Pesquisa Quaest mostra disputa acirrada na região: PL tem 32% contra 30% do PT; cenários de segundo turno indicam vantagem para Bolsonaro

Luiz Inácio Lula da Silva (PT) e Flávio Bolsonaro (PL) — Foto: Arte g1
Levantamento Quaest mostra Flávio Bolsonaro com 32% e Lula com 30% no Rio Grande do Sul, em empate técnico. Segundo turno favorece o candidato do PL.
A pesquisa Quaest divulgada nesta quinta-feira (30) no Rio Grande do Sul revela uma disputa presidencial acirrada e tecnicamente empatada entre os dois principais candidatos. Flávio Bolsonaro, pelo PL, aparece com 32% das intenções de voto, enquanto Luiz Inácio Lula da Silva, do PT, marca 30%. A margem de 2 pontos percentuais está dentro do intervalo de confiança do levantamento.
O instituto ouviu 1.104 eleitores gaúchos com 16 anos ou mais entre os dias 24 e 28 de julho. A margem de erro é de 3 pontos percentuais para mais ou para menos, com nível de confiança de 95%. O trabalho foi encomendado pela Genial Investimentos e registrado na Justiça Eleitoral sob o número BR-01871/2026.
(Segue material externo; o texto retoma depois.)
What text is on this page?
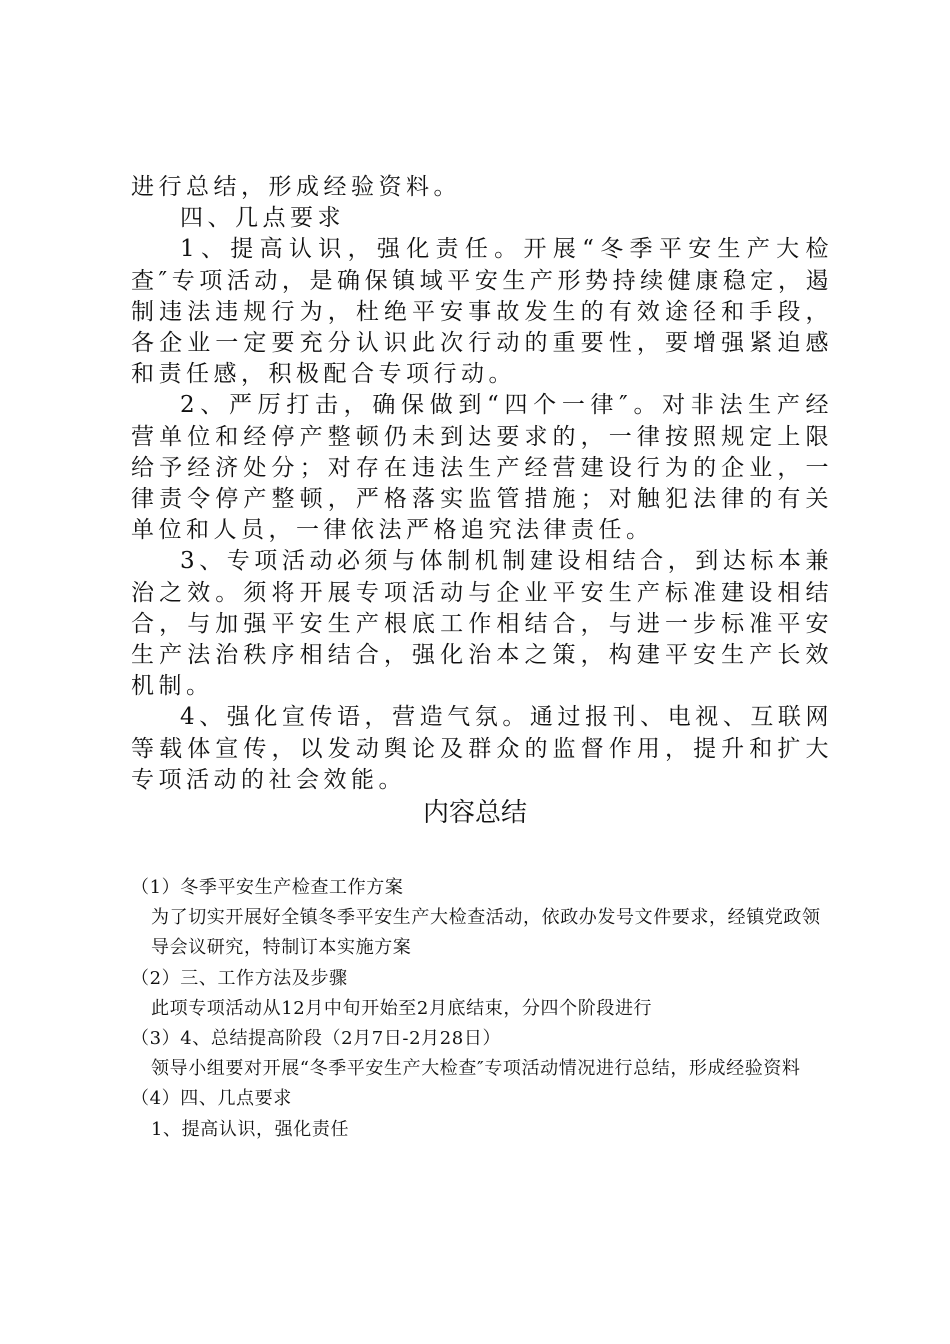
进行总结，形成经验资料。

四、几点要求

1、提高认识，强化责任。开展“冬季平安生产大检查″专项活动，是确保镇域平安生产形势持续健康稳定，遏制违法违规行为，杜绝平安事故发生的有效途径和手段，各企业一定要充分认识此次行动的重要性，要增强紧迫感和责任感，积极配合专项行动。

2、严厉打击，确保做到“四个一律″。对非法生产经营单位和经停产整顿仍未到达要求的，一律按照规定上限给予经济处分；对存在违法生产经营建设行为的企业，一律责令停产整顿，严格落实监管措施；对触犯法律的有关单位和人员，一律依法严格追究法律责任。

3、专项活动必须与体制机制建设相结合，到达标本兼治之效。须将开展专项活动与企业平安生产标准建设相结合，与加强平安生产根底工作相结合，与进一步标准平安生产法治秩序相结合，强化治本之策，构建平安生产长效机制。

4、强化宣传语，营造气氛。通过报刊、电视、互联网等载体宣传，以发动舆论及群众的监督作用，提升和扩大专项活动的社会效能。

内容总结

（1）冬季平安生产检查工作方案

为了切实开展好全镇冬季平安生产大检查活动，依政办发号文件要求，经镇党政领导会议研究，特制订本实施方案

（2）三、工作方法及步骤

此项专项活动从12月中旬开始至2月底结束，分四个阶段进行

（3）4、总结提高阶段（2月7日-2月28日）

领导小组要对开展“冬季平安生产大检查″专项活动情况进行总结，形成经验资料

（4）四、几点要求

1、提高认识，强化责任
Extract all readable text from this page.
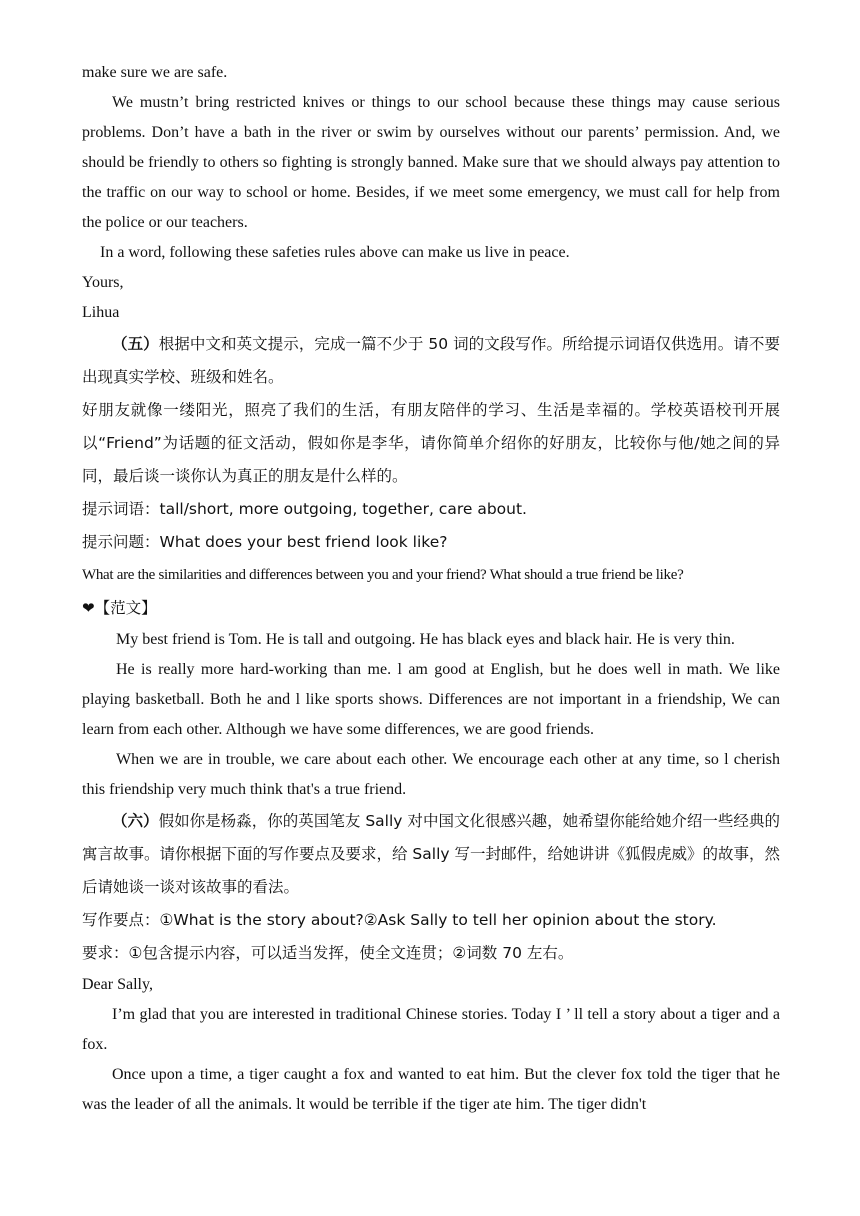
make sure we are safe.

We mustn’t bring restricted knives or things to our school because these things may cause serious problems. Don’t have a bath in the river or swim by ourselves without our parents’ permission. And, we should be friendly to others so fighting is strongly banned. Make sure that we should always pay attention to the traffic on our way to school or home. Besides, if we meet some emergency, we must call for help from the police or our teachers.

In a word, following these safeties rules above can make us live in peace.

Yours,

Lihua

（五）根据中文和英文提示，完成一篇不少于 50 词的文段写作。所给提示词语仅供选用。请不要出现真实学校、班级和姓名。

好朋友就像一缕阳光，照亮了我们的生活，有朋友陪伴的学习、生活是幸福的。学校英语校刊开展以“Friend”为话题的征文活动，假如你是李华，请你简单介绍你的好朋友，比较你与他/她之间的异同，最后谈一谈你认为真正的朋友是什么样的。

提示词语：tall/short, more outgoing, together, care about.

提示问题：What does your best friend look like?

What are the similarities and differences between you and your friend? What should a true friend be like?

❤【范文】

My best friend is Tom. He is tall and outgoing. He has black eyes and black hair. He is very thin.

He is really more hard-working than me. l am good at English, but he does well in math. We like playing basketball. Both he and l like sports shows. Differences are not important in a friendship, We can learn from each other. Although we have some differences, we are good friends.

When we are in trouble, we care about each other. We encourage each other at any time, so l cherish this friendship very much think that's a true friend.

（六）假如你是杨淼，你的英国笔友 Sally 对中国文化很感兴趣，她希望你能给她介绍一些经典的寓言故事。请你根据下面的写作要点及要求，给 Sally 写一封邮件，给她讲讲《狐假虎威》的故事，然后请她谈一谈对该故事的看法。

写作要点：①What is the story about?②Ask Sally to tell her opinion about the story.

要求：①包含提示内容，可以适当发挥，使全文连贯；②词数 70 左右。

Dear Sally,

I’m glad that you are interested in traditional Chinese stories. Today I ’ ll tell a story about a tiger and a fox.

Once upon a time, a tiger caught a fox and wanted to eat him. But the clever fox told the tiger that he was the leader of all the animals. lt would be terrible if the tiger ate him. The tiger didn't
Cenários de segundo turno favorecem Bolsonaro
Os dados também apresentam simulações de segundo turno entre Lula e seus possíveis adversários. Em um embate direto, Flávio Bolsonaro (PL) obteria 40% contra 35% de Lula, com 11% indecisos e 14% votando em branco, nulo ou não votando.
Contra Ronaldo Caiado (PSD), o quadro se inverte. Lula marca 33%, enquanto o governador mineiro fica em 32%, evidenciando um embate praticamente igualitário. Já em confrontos com Romeu Zema (Novo) e Renan Santos (Missão), Lula apresenta vantagem mais confortável, alcançando 35% e 34%, respectivamente.
Fragmentação no primeiro turno
No cenário de primeiro turno, a concentração de votos está principalmente entre os dois frontrunners. Ronaldo Caiado figura em terceiro com apenas 3%, seguido por Renan Santos com 2%. Os demais candidatos — Romeu Zema, Augusto Cury e Samara Martins — não ultrapassam 1% cada um. Um contingente significativo de 19% permanece indeciso.
Contexto regional e perspectivas
O Rio Grande do Sul, historicamente importante no tabuleiro eleitoral brasileiro, apresenta uma dinâmica que reflete tendências nacionais, mas com suas particularidades regionais. A presença de um grupo substancial de indecisos — tanto no primeiro turno quanto nas simulações de segundo — sugere que ainda há espaço para movimentações nas campanhas dos próximos meses.
A pesquisa reflete apenas um momento específico do processo eleitoral. As trajetórias dos candidatos, eventos políticos e campanhas intensificadas podem alterar significativamente o cenário nas próximas semanas e meses que precedem o pleito.